The candidacies raised speculation that Hun Sen is setting the stage for his children to succeed him and establish a political dynasty.

Hun Sen said that the CPP made its nominations based on qualifications of the candidates.

“We don’t just make the appointment, they must be qualified,” he said, adding that it is important that young people run for office in order to replace aging politicians.

“No one starts their work when they are old.”

But speaking about what Cambodia’s voters want from their leaders, he added that his party has promised stability and that a change in government could “lead the people to misery.”

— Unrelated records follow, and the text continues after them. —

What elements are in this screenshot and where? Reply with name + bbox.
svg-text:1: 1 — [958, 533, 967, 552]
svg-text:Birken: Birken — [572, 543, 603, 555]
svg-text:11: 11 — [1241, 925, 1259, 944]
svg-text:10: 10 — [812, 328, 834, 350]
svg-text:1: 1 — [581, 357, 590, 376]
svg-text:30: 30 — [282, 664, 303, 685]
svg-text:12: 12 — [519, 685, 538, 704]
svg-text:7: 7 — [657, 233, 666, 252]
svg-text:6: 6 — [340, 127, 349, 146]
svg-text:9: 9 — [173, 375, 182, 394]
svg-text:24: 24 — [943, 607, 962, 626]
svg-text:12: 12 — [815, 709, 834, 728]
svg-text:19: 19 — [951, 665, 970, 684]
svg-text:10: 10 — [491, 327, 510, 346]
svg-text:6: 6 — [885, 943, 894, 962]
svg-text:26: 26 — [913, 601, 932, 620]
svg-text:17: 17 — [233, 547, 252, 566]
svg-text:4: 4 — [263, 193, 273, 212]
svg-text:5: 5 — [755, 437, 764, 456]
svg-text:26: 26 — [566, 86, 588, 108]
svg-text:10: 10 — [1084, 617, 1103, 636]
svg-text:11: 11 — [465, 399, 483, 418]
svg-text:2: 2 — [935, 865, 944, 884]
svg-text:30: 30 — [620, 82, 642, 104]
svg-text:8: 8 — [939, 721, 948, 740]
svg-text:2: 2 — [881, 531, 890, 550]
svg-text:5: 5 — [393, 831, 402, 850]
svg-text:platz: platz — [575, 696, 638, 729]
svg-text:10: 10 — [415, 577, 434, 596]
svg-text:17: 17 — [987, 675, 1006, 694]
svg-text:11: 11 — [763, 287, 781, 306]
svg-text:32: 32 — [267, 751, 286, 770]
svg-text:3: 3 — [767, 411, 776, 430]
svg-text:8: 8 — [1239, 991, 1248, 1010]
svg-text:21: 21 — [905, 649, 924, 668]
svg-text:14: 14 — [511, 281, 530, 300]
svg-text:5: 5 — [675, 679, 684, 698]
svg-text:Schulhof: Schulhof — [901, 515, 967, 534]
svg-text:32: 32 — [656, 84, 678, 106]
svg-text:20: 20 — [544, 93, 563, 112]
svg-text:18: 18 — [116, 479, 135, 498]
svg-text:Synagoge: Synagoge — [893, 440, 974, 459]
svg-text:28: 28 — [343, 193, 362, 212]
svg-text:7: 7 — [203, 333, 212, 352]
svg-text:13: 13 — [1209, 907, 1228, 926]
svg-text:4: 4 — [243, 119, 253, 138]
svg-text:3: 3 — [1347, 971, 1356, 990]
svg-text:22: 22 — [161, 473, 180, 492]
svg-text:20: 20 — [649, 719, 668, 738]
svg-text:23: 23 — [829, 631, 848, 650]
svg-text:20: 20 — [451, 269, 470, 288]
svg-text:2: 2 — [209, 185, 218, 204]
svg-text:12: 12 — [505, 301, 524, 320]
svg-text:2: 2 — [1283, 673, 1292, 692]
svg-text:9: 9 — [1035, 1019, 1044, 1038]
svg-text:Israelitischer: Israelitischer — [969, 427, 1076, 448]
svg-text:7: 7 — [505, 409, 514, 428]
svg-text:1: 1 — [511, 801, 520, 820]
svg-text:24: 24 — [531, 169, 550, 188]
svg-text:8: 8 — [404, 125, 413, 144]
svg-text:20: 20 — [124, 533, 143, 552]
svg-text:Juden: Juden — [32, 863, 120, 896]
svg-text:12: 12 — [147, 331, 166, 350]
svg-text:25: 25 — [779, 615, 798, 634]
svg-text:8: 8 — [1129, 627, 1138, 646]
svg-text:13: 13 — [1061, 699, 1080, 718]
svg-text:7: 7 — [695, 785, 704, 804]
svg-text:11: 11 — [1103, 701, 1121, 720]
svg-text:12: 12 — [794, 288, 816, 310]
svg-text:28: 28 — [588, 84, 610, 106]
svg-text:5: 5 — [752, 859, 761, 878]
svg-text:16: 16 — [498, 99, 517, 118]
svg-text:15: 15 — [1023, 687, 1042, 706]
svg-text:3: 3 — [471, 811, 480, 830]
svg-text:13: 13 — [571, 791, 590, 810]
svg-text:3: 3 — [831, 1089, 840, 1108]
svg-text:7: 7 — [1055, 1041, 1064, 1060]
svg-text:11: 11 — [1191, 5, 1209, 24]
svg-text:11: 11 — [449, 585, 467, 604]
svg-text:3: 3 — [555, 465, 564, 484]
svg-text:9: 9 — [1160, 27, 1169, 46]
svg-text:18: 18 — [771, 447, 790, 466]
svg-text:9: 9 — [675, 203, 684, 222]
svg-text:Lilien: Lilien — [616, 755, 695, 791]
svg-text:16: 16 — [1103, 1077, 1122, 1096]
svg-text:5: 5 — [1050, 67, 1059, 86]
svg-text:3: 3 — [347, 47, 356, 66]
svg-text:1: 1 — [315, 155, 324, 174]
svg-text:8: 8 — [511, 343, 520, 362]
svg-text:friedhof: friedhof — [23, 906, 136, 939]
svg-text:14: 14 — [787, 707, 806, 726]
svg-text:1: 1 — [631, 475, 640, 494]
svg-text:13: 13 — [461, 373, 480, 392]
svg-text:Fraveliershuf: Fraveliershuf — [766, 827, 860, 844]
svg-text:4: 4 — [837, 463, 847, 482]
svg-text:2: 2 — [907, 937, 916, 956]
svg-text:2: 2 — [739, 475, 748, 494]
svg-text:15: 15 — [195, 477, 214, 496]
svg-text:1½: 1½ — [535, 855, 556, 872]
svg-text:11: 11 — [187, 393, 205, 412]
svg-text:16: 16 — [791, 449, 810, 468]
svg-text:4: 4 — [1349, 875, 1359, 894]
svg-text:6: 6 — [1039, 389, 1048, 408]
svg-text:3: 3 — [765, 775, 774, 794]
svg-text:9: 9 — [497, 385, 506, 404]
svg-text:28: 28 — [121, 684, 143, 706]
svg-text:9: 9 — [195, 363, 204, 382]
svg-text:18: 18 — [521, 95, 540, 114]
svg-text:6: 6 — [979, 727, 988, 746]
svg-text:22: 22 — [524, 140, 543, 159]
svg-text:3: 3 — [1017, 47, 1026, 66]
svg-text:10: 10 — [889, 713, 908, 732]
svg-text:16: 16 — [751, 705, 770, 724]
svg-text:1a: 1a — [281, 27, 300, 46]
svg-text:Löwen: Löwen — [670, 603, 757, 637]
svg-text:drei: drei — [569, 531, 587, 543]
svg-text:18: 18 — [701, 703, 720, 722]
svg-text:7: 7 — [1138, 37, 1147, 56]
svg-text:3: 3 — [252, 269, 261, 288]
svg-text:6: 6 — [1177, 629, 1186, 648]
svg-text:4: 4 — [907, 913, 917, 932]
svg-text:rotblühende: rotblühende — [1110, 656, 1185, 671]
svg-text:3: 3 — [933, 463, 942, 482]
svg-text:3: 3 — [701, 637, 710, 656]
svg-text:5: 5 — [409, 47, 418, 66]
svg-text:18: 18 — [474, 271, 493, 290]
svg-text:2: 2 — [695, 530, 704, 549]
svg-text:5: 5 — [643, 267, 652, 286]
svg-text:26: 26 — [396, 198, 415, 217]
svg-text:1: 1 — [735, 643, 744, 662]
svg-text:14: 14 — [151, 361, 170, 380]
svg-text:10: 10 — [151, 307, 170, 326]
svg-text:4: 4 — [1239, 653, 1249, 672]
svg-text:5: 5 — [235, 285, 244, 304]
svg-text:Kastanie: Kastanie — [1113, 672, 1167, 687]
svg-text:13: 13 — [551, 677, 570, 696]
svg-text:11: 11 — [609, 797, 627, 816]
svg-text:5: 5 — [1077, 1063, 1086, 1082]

“They [the people of Cambodia] have been through many regimes.  They want to know if they can rely on their direction with us or not. We have experienced changing regimes that lead to war across Cambodia.”

Opposition leader Sam Rainsy

Hun Sen’s comments came as the opposition coalition National Rescue Party formally named its exiled chief Sam Rainsy as its choice to become prime minister if the party wins the elections.

The government has threatened to jail Sam Rainsy if he returns to Cambodia from France, where he is living in exile after being convicted of offenses linked to a protest over border demarcation with Vietnam in a case he says is politically motivated. He faces 12 years in prison.

But Sam Rainsy is confident of returning to participate in the July elections, saying international pressure on Hun Sen over the vote’s legitimacy if he cannot stand in elections could convince the authorities to allow him back to the country.

The National Rescue Party also announced on Thursday that it has nominated Human Rights Party President Kem Sokha to be its National Assembly President if the party wins in the polls.

Sam Rainsy said that he believes that he will be able to return to Cambodia due to mounting international pressure on the Cambodian government.

“It is obvious [that I will be able to return], and there are a lot of positive signs,” he said from Singapore, where he was leading a meeting between the Sam Rainsy Party and Human Rights Party that had joined forces to form the National Rescue Party.

“Whenever I am traveling somewhere, the country’s leaders warn Hun Sen’s government that if the election goes ahead without Sam Rainsy, those countries would not recognize the election results and the new government,” he said.

The U.S. and other foreign governments have said they are disappointed by Cambodia’s National Election Committee’s disqualification of Sam Rainsy based on a criminal conviction that “credible observers” say was politically motivated.

Ministry of the Interior spokesman Khieu Sopheak said Thursday that the government will not request Sam Rainsy’s extradition and will not arrest him as long as he stays out of Cambodia.

The National Rescue Party will hold its first-ever congress on April 7 and is expected to endorse Sam Rainsy and Kem Sokha as its top two leaders.

The CPP will hold its party congress from March 16 to 17 to confirm Hun  Sen as prime minister if the party retains power, Hun Sen announced Thursday.